Jane - Absolutely. So the holy grail of what we've been trying to do, and many of our colleagues in the industry have been trying to do, is develop fully human antibodies that won't be recognised as foreign by your body. And you can do that by using...you can actually use mice and knockout their own antibody genes and put human genes in there; or you can use a technique called phage display, which is a way of putting antibody genes on the surface of a virus, and then using the virus to select antibodies that bind your drug target, your disease target, that you want to interact with.

Chris - In essence then, you know what the target is you want to go for, you've got to persuade an immune cell to start making the right antibody you're after. How do you then bulk that up? How do you, once you've got an antibody that you know is going to work, how do you make enormous amounts of it so that you've got enough to treat a person?

Jane - If you use the phage display system, you can isolate the genes for the antibody that you want to make. And once you've done that, then you can put those genes into a stable cell system, and you can make large amounts of it in fermenters. So that's actually a relatively simple thing to do now. It's taken 20 years to develop those techniques but we can make large amounts outside the body and then inject them into the patient.

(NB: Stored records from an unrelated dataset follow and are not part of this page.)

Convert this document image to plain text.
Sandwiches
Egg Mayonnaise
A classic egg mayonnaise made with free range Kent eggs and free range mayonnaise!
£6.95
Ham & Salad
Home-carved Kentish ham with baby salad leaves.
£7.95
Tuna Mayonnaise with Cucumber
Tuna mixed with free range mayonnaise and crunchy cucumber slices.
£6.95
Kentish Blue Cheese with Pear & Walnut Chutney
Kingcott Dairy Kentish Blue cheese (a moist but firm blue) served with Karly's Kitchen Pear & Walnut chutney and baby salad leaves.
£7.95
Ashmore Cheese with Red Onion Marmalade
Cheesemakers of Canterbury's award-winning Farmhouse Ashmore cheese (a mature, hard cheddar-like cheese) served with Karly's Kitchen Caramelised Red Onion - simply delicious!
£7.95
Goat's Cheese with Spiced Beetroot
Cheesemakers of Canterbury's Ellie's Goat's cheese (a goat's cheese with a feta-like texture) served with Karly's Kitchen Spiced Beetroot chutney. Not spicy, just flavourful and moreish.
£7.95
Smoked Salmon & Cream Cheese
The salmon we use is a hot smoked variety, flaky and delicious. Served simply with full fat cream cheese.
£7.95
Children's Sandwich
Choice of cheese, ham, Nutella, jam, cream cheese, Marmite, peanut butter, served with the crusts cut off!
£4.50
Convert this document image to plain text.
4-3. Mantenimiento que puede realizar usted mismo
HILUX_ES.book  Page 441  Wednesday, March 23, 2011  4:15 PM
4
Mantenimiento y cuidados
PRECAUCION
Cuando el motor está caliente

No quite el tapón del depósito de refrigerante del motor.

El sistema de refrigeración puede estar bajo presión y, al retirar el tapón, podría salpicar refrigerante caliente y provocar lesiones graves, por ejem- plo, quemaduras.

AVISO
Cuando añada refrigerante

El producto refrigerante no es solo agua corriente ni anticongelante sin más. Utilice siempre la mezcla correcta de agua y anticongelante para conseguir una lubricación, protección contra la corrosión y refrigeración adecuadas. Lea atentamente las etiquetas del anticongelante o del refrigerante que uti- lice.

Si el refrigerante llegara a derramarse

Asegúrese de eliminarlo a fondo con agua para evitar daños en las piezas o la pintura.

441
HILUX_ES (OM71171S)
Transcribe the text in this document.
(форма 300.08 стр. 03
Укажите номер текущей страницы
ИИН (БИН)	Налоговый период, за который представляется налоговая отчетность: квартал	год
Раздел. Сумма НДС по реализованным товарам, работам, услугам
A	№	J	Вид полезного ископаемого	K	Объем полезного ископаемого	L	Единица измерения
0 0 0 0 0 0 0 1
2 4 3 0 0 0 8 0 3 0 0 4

Chris - You move the gene that makes the antibody into some kind of cell that you then grow in enormous quantities in culture.

Jane - Yeah.

Chris - And then you just sieve off the antibodies.

Jane - That's correct, yeah.

Chris - Even so, that sounds like enormous amounts of work, because this industry has been frustrated by the fact that this is very hard to do, and it does end up therefore costing a lot of money, doesn't it? So as the world's population continues to increase, there are 7.5 billion people on earth now, and they all want a slice of the action and access to these wonderful treatments. Can we afford it?

Jane - Well, drug affordability is a real challenge. But what we are doing is working on ways we can make the processes more efficient. We can certainly make a lot more antibody in stable formats than we could when I started in the industry 25 years ago. And I think the key thing is really making sure that we're using antibodies wisely, for the right patients. So we've got a lot more sophisticated in our understanding of how you choose which patients will have the best and the most effective responses to our antibodies.